A conjugação de várias greves dos funcionários judiciais ameaça paralisar os tribunais nos próximos dias, com a possibilidade de detidos por crimes graves serem libertados sem serem presentes a juiz e presos que poderiam sair em liberdade terem de esperar pela próxima semana.
A denúncia é do Sindicato dos Oficiais de Justiça, que alerta para uma “semana quente para os tribunais” em contraponto com “o populismo da ministra da Justiça”.
“O recente anúncio de ingresso de 570 novos Oficiais de Justiça mais não é do que uma tentativa de iludir os portugueses.

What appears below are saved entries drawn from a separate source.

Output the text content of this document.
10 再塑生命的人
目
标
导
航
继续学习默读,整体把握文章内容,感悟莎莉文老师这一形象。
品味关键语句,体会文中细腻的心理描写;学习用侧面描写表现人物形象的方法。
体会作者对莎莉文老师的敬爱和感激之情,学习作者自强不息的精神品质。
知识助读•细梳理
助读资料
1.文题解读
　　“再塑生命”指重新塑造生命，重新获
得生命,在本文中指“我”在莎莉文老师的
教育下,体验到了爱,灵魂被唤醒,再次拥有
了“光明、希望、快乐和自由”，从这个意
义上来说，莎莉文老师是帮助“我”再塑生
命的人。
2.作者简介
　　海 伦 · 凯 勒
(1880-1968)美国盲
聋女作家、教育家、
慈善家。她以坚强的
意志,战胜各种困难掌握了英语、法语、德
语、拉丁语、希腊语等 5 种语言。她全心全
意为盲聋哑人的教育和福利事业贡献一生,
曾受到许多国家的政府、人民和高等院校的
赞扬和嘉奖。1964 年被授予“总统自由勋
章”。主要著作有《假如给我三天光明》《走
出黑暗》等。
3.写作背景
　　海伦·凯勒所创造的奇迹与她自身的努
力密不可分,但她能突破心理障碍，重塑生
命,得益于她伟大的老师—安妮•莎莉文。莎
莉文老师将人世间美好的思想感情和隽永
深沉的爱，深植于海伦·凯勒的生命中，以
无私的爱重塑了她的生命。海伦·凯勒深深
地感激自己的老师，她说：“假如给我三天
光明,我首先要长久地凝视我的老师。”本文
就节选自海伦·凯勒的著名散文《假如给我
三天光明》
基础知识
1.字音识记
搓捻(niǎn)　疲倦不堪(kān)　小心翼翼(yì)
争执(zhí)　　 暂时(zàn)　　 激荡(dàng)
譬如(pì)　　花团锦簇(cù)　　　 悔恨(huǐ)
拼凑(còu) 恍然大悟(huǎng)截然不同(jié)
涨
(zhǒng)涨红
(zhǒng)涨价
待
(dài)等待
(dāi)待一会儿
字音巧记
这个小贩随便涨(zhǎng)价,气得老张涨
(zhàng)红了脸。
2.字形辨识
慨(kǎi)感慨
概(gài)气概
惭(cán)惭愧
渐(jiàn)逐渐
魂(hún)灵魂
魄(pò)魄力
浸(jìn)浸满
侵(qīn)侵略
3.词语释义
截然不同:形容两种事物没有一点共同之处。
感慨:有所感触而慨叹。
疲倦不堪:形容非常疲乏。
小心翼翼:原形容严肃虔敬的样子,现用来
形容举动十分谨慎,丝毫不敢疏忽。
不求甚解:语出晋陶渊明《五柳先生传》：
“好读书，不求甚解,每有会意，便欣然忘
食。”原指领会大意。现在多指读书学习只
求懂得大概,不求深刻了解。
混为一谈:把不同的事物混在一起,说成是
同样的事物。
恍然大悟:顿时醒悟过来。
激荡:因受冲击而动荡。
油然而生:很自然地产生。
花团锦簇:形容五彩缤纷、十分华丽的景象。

A conciliação da greve que vem decorrendo desde 10 de janeiro de 2023 – durante todas as tardes –, a que se associam as greves que se realizam todas as quartas e sextas-feiras, sem serviços mínimos, conjugado com o feriado, faz prever que dezenas ou centenas de cidadãos não serão presentes a juiz e muitos dos que se encontram presos não poderão ser libertados nesse período.
A responsabilidade cabe à senhora ministra da Justiça, que insiste que os tribunais estão a funcionar e que alcançou a paz social”, acusa Carlos Almeida, presidente da direção do Sindicato dos Oficiais de Justiça. Recorde-se que, já este ano, esta situação levou à libertação de traficantes de droga e incendiários, entre outros criminosos detidos.